I've just purchased a Sharp IR Range Finder 20cm to 150cm. I'm trying to remap the ADC so that when nothing is in range it reads 0 and when something has approached the 20cm limit to read 100.

This is my code:

``````#define irSensor 1

void setup () {
Serial.begin(9600);
}

void loop() {

int irVal = analogRead(irSensor);
int irMapVal = map(irVal, 0, 1024, 0, 100);
Serial.println(irMapVal);
delay(1000);
}
``````

For some reason my maximum reading within the boundaries is 50 not 100 as I expected.

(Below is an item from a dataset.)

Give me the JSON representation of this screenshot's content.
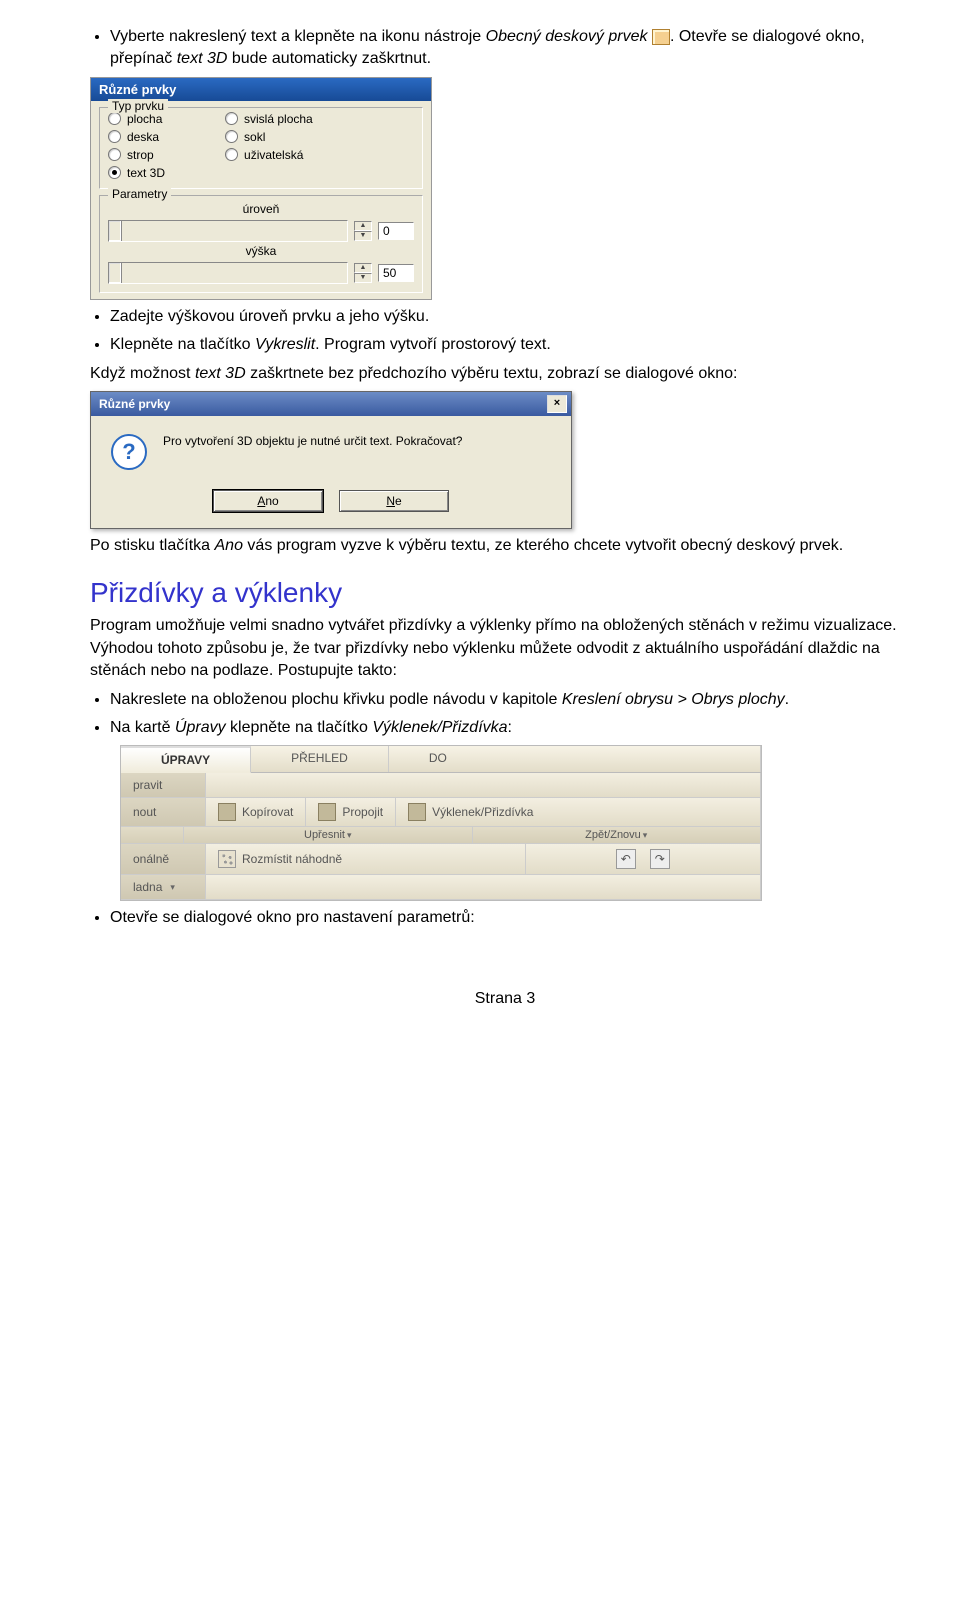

If you look at the specifications you will see that the output range for the GP2Y0A02 is about 0.5V to 2.75V. With a 5V analog input that’s about 102 to 563. You might want to constrain the inputs before mapping:

``````  int irVal = analogRead(irSensor);
int irMapVal = map(constrain(irVal,102,563), 102, 563, 0, 100);
``````

johnwasser:
If you look at the specifications you will see that the output range for the GP2Y0A02 is about 0.5V to 2.75V. With a 5V analog input that's about 102 to 563. You might want to constrain the inputs before mapping:

``````  int irVal = analogRead(irSensor);
``````

int irMapVal = map(constrain(irVal,102,563), 102, 563, 0, 100);

Thanks very much, thats perfect If you don't mind me asking, how did you work out the 102 to 563 range with the incoming and outgoing voltages? I know the Arduino Uno ADC is 10bit (0, 1024). Did you multiply the 0.5 and 2.75 by something?

The default analog input reference voltage is 5V. That means that 0V maps to 0 and 5V maps to 1024 (yes, even though the highest number you can get is 1023).

To calculate the analog input number from a voltage, divide the voltage by 5 and multiply by 1024.

0.5V / 5V = 0.1 * 1024 = 102.4
2.75V / 5V = 0.55 * 1024 = 563.2

Of course the actual numbers are truncated to integers: 102 and 563.

That makes perfect sense Thanks for your help, much appreciated!